Arri would love to learn about Classes, of course. But how to ask someone who was hating her? Someone who would not want to divulge secrets? Conducting such a conversation was far above anything she knew about talking to other people, inconceivable. Conducting it successfully in a way that will relay to her all the details… seemed even more impossible.
Onar yelled out to her when she was filling his bowl. "I demand to see Xaldaz right now! Take me to him!" His voice sounded very calm, authoritative and slightly annoyed. It carried a veiled threat. On a subconscious level, it made Arri feel hesitant about rebelling against it. It could lead to yelling and that she didn't like at all… But Arri knew this was one of his Class Skills at work.

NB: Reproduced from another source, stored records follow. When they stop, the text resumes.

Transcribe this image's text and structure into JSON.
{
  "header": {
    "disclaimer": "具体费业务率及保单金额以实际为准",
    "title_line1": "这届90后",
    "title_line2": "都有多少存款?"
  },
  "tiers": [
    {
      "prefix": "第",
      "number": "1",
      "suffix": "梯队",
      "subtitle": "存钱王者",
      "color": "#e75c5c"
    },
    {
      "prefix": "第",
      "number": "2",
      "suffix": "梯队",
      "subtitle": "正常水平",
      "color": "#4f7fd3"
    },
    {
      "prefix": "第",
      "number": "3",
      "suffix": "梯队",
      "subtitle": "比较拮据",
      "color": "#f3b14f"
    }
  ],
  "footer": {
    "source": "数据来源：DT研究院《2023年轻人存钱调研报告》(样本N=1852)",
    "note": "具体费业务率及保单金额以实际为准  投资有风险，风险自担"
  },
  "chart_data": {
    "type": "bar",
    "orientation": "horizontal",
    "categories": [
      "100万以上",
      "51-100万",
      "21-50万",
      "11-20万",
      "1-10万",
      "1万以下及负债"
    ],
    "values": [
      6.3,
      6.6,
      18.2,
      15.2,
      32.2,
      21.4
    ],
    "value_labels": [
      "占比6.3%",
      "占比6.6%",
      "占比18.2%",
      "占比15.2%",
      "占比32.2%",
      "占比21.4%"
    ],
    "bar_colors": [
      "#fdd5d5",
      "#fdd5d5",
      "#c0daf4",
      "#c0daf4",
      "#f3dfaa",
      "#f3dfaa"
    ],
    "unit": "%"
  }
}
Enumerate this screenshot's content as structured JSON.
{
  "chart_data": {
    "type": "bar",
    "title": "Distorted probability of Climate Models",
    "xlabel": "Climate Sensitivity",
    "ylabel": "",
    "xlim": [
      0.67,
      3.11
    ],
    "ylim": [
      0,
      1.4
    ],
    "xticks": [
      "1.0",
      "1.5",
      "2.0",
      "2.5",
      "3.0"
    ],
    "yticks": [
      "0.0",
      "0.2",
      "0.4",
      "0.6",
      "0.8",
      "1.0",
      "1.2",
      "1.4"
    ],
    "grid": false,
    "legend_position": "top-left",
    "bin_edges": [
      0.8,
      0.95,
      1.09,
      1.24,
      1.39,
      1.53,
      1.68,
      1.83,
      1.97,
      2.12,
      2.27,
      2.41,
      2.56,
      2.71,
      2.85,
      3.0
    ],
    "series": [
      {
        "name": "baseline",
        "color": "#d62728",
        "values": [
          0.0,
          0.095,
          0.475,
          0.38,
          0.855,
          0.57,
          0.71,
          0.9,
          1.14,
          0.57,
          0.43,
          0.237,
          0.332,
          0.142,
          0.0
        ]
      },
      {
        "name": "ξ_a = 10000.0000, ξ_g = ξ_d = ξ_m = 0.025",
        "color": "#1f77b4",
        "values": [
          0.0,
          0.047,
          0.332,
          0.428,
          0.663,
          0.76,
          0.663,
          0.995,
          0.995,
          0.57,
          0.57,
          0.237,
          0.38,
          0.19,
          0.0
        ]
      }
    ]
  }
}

His Class… The thing she tried in the past was to drug him. When he was knocked out, she went into his cell. She undressed him first, like she always did in such cases, but instead of slitting his throat, she spent half of the night on careful examination of his body and the mana it emanated. However, she couldn't find any useful information, maybe except his predictably huge mana pool, roughly five times larger than hers or any other normal person's capacity. All she really gained was much better knowledge about his soul, but only in the capacity of using it - to track him down or make him into a skeleton, for example. To Resonate with him better, in general. In the light of his repulsive voice and personality, it wasn't something she wanted anyway.
Arri just shrugged off the feeling and ignored him. Feeding the prisoners, after all, was only the prelude to the research she planned. She entered one of the cells near the top, closed the door behind her, and started to remove her robe.
----------------------------------------
After the mass extinction event, the surviving species entered the fast-adaptation period. While the flora struggled, fauna expanded. This left the planet with a small assortment of plants, but with an abundant diversity of critters.
Three species are worth mentioning, all of which formed hive communities. Best prepared for survival situation, now they can be found all over the globe.
Myconids – their mutated sprout populating the humid territories, no longer deadly toxic nor mobile enough to hunt. Give them time, and a mushroom forest has a chance to surface.
Crawlers – a species of insectoids, once one of the most popular types of livestock in the world, nowadays one of the most dangerous predators. Gigantic in size, easily outgrowing humans in height, they dug deep in the earth, creating colonies the size of towns. Many carve uncovered riches hidden inside their nest, but not many have the resources required to eradicate them.
Finally, Rakes – rats with wings, now made flightless, but mutating with unprecedented speed and versality. Their multi-shaped colonies were everywhere – from farms breeding them for food, to the mountains where no other species could live. Big as a dragon, as small as a hummingbird – you imagine it, and the subspecies would most probably exist.
From the three, some types branched off so far away from their progenitors, that they became their own species. The lands were filled with their kind.
It was no surprise, then, that races of the world fed mostly on meat. Edible plants were a luxury, not necessity, as the creatures were enough to satisfy all bodily needs, bare one or two vitamins.
Thus, the history has come full circle. People reinvented hive farming, once employed by their distant predecessors. Feeding mostly on meat and using the often barely-domesticated animals as the first line of defense.